This Communication describes the MLB prediction model **MLBp v0.1**.

**status**: alpha

The data mining process at **statshacker** is described here.

Described below are the relevant steps of this process, as applied to this model. Note that (for obvious reasons) only general, high-level details are described; precise ones are not made public.

## “Business” Understanding

The objective of this model is to provide a (probabilistic) classification of the outcome of an MLB game.

## Data Preparation

The (final) dataset consists of parameters selected from the following categories of statistics:

- Batting
- Pitching
- Fielding
- Team fielding
- League information
- Team performance

Prior to modeling, the data is pre-processed.

## Modeling

This model approximates an optimal classifier, using sophisticated machine-learning and statistical methods.

## Evaluation

Evaluation is performed by testing on data for years 2010–2017.

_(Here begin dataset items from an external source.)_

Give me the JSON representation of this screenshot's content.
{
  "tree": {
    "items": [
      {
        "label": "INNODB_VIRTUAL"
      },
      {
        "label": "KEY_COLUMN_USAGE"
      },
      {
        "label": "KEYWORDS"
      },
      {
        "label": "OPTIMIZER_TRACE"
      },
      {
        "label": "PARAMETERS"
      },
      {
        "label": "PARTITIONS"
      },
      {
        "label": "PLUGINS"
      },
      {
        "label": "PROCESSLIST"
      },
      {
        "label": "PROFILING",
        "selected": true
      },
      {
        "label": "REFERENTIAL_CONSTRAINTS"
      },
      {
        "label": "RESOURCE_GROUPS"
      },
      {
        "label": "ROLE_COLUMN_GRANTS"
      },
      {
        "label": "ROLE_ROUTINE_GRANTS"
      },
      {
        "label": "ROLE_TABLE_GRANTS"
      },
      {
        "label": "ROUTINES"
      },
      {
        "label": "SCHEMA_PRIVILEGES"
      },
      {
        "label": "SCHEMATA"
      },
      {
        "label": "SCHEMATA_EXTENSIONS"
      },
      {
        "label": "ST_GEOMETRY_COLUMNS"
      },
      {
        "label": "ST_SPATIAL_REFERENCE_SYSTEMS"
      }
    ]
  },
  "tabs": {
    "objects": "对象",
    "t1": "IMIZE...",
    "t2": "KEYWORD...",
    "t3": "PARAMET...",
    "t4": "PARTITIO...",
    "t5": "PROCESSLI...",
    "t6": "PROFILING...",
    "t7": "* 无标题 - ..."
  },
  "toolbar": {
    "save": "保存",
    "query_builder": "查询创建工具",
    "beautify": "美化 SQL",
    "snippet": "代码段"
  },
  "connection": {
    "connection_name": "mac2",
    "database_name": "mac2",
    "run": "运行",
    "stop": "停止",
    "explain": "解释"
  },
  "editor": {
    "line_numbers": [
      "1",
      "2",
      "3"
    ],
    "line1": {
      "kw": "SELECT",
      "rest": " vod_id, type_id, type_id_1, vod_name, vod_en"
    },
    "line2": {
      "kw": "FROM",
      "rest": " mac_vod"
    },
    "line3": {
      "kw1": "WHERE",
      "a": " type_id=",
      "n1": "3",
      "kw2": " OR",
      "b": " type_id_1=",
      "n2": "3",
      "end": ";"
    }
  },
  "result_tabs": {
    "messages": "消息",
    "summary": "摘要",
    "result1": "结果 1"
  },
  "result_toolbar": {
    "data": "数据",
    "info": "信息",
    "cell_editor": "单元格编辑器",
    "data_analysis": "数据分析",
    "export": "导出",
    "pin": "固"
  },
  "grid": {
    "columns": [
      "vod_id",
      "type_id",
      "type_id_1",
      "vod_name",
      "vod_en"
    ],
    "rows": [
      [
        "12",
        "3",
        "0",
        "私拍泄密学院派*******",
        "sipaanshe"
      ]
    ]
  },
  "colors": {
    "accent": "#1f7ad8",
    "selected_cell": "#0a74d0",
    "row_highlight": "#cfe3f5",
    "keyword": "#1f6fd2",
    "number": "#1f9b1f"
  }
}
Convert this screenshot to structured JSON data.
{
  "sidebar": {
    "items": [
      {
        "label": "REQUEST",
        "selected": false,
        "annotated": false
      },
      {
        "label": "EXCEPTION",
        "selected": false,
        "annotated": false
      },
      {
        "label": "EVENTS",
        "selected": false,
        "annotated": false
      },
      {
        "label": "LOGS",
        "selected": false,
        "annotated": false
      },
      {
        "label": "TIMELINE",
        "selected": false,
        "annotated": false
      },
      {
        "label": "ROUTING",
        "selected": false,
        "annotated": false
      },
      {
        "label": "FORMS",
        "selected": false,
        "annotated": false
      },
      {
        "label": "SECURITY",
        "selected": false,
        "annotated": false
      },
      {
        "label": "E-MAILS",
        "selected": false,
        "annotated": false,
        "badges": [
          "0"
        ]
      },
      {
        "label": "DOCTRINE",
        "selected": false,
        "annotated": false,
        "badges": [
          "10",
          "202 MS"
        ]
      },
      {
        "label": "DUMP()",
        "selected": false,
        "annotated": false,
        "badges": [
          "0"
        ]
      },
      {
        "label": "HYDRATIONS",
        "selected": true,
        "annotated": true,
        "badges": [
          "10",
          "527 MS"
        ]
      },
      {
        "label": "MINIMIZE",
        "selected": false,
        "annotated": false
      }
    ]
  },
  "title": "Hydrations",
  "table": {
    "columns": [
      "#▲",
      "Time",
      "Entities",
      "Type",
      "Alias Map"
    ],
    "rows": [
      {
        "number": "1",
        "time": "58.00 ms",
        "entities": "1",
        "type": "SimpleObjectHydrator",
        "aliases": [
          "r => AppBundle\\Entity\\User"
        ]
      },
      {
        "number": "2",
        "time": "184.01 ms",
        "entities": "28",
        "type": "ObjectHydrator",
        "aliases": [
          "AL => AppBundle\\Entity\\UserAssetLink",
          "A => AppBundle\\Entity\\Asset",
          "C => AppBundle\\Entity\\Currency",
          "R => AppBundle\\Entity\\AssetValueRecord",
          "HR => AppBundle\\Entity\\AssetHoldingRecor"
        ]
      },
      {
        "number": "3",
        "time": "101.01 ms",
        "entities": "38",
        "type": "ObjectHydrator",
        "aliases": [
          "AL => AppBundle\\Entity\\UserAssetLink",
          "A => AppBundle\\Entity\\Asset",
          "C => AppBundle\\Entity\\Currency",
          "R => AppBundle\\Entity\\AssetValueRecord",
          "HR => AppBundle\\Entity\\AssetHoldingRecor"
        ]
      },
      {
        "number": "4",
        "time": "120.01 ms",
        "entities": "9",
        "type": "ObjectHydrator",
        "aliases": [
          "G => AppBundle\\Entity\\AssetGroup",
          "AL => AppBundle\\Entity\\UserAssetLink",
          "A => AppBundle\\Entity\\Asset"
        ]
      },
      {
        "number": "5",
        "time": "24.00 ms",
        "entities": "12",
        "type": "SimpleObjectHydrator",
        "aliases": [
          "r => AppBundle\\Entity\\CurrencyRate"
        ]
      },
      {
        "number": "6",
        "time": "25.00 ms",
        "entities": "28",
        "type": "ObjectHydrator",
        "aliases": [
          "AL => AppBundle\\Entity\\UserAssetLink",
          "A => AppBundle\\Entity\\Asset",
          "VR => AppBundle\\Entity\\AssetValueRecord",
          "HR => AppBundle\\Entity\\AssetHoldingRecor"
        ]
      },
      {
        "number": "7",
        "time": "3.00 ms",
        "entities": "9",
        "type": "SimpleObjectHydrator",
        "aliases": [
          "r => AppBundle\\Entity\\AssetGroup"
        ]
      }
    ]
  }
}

Training and testing are done by walkforward analysis [] (the appropriate evaluation/optimization method for this problem).

Evaluation metrics are described in the remainder of this section.

### Discriminatory Ability

Representative receiver operating characteristic (ROC) curves for the prior two years (2016 and 2017) are shown in the following figure (left and right, respectively):

Note that (coincidentally) these two plots represent points one full standard deviation from the average (on the low and high sides, respectively) (see below).

### Discriminatory Accuracy

The area under the ROC curve (AUC) for each year tested are reported in the following table:

Year | AUC |
---|---|

2017 | 0.5603 |

2016 | 0.6227 |

2015 | 0.5489 |

2014 | 0.5632 |

2013 | 0.6101 |

2012 | 0.5814 |

2011 | 0.6226 |

2010 | 0.5978 |

The average AUC is 0.59(3).

### Prediction Accuracy

Brier scores are reported in in the following table:

Year | Brier Score |
---|---|

2017 | 0.2469 |

2016 | 0.2400 |

2015 | 0.2499 |

2014 | 0.2467 |

2013 | 0.2410 |

2012 | 0.2443 |

2011 | 0.2430 |

2010 | 0.2427 |

The average Brier score is 0.244(3).

## References

[] R. Pardo. Design, Testing, and Optimization of Trading Systems (John Wiley & Sons, 1992). Expanded and updated edition.